Why Every Enterprise Needs a Knowledge‑Management System in the LLM Era
The article analyzes how the shift from data‑driven to knowledge‑driven operations, powered by large language models like DeepSeek, forces companies to build dynamic knowledge‑management platforms that integrate personal and corporate knowledge, improve efficiency, and create sustainable competitive advantage.
Concept and Planning
In the era of digital transformation, "digital" means both data and algorithm. Data can be turned into information, while algorithms turn information into decisions. Recent policies treat data as an asset, but algorithms alone cannot model complex business scenarios. Large language models such as DeepSeek have moved from simple Q&A to reasoning, allowing organizations to bypass some algorithmic steps and obtain non‑quantitative insights, dramatically boosting productivity.
The author recounts building an automatic ordering system for a retail chain around 2001, which combined inventory, sales forecasts, and store constraints to generate a suggested order list. This system raised a tea‑shop’s profit by about 1 % and demonstrated how a single knowledge‑driven module can lift business performance.
Extending this idea, the author argues that every business module contains “knowledge” that should be captured, managed, and reused. Tencent’s personal knowledge‑management tool ima can collect information in WeChat and apply LLMs to “knowledge‑ify” it, but an enterprise‑grade solution must provide a structured system that separates personal, public, and corporate knowledge while allowing seamless merging and isolation during employee onboarding and off‑boarding.
Personal knowledge is divided into several categories: professional expertise, business‑related knowledge, life knowledge, private knowledge, and passive knowledge received from external analysis. Group knowledge can be shared across teams, and corporate knowledge bases can store standard operating procedures, policies, and other shared assets.
Summary
Using the personal tool ima together with Tencent Cloud’s Large‑Model Knowledge Engine (LKE), a “knowledge ecosystem” can be built. This ecosystem unifies personal and corporate knowledge, enabling employees to retrieve precise answers via AI‑driven Q&A, continuously improve the knowledge base through usage analytics, and turn fragmented data into long‑term strategic insight.
Afterword
The author introduces the concept of “time friends” (knowledge) versus “time enemies” (raw data). Knowledge gains value over time, while data depreciates. A dialogue with DeepSeek is presented to illustrate this distinction:
“We say that something that becomes more valuable over time is a friend of time, while something that loses value is an enemy of time. How should we treat each?”
DeepSeek’s answer (slightly edited) outlines four analytical dimensions and corresponding principles:
Distinguishing dimensions
Anti‑decay: knowledge creates a positive feedback loop; data follows entropy.
Marginal cost: knowledge’s marginal cost declines, data’s maintenance cost rises.

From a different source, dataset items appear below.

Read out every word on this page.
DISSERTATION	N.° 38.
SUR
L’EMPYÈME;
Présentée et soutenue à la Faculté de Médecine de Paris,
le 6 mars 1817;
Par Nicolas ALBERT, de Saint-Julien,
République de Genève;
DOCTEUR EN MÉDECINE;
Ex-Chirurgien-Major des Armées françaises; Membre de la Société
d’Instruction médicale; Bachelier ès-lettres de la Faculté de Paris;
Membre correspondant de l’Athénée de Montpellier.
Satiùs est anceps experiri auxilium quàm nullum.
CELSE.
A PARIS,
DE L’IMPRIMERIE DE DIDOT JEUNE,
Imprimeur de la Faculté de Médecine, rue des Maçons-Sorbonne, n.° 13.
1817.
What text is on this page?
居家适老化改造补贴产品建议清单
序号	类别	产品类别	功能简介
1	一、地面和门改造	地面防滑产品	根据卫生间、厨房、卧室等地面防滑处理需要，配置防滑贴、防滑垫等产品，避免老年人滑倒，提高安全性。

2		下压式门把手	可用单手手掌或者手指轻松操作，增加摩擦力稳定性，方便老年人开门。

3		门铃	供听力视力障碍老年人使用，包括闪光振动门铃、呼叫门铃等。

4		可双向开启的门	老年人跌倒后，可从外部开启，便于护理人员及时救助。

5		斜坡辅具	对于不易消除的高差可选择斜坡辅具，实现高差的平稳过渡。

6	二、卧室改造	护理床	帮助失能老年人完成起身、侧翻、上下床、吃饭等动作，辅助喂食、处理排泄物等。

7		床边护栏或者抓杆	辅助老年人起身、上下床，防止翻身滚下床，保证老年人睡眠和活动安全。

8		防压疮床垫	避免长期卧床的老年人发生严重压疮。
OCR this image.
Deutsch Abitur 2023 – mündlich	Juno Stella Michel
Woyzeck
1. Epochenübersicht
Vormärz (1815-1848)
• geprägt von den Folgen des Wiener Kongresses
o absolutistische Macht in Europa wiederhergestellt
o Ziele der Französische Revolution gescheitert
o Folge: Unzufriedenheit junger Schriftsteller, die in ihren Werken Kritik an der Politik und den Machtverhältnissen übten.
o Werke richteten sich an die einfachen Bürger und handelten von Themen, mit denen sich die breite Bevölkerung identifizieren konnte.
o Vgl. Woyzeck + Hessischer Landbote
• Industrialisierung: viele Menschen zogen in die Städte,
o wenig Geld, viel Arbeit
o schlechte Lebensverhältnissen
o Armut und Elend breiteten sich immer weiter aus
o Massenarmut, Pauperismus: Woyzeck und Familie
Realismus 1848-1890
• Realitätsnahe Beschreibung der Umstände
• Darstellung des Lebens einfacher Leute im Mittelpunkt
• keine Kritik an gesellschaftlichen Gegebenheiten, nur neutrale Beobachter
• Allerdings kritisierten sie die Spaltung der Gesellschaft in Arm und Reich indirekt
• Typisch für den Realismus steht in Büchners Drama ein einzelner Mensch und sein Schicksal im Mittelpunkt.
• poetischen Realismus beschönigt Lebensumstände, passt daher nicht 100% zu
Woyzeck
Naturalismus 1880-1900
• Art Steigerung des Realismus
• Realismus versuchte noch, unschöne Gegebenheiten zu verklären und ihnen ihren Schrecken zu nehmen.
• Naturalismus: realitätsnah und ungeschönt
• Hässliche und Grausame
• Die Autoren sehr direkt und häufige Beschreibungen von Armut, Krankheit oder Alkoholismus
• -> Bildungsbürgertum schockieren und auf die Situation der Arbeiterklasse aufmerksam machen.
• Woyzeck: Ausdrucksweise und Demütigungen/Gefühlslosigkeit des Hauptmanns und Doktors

Network effect: knowledge connects people; data remains isolated.
Iterability: knowledge self‑updates; data lacks evolution.
Principles for time friends
Compound‑interest investment: allocate a fixed % of time each year to deep learning.
Structural reinforcement: systematize scattered notes into a knowledge graph.
Ecological niche building: combine skills, industry insight, and network.
Strategies for time enemies
Value‑discount framework: evaluate items with V(t)=V₀·e^{‑kt}.
Dynamic zero‑out system: FIFO + decay algorithm.
Conversion channel: turn short‑term data into long‑term models.
Opportunity‑cost monitoring: discard when maintenance > reset cost.
The author proposes a value‑evolution coordinate system (time on the X‑axis, value density on the Y‑axis). Positive slope items receive exponential investment; negative slope items trigger logarithmic exit. Practical examples compare whisky aging (time friend) with fresh‑food logistics (time enemy), illustrating how to maintain, invest, or discard assets.
Key take‑aways:
Invest continuously in knowledge like a savings account.
Set stop‑loss thresholds for data that become liabilities.
Beware of “false friends” (useless collections) and “false enemies” (skills that actually add long‑term value).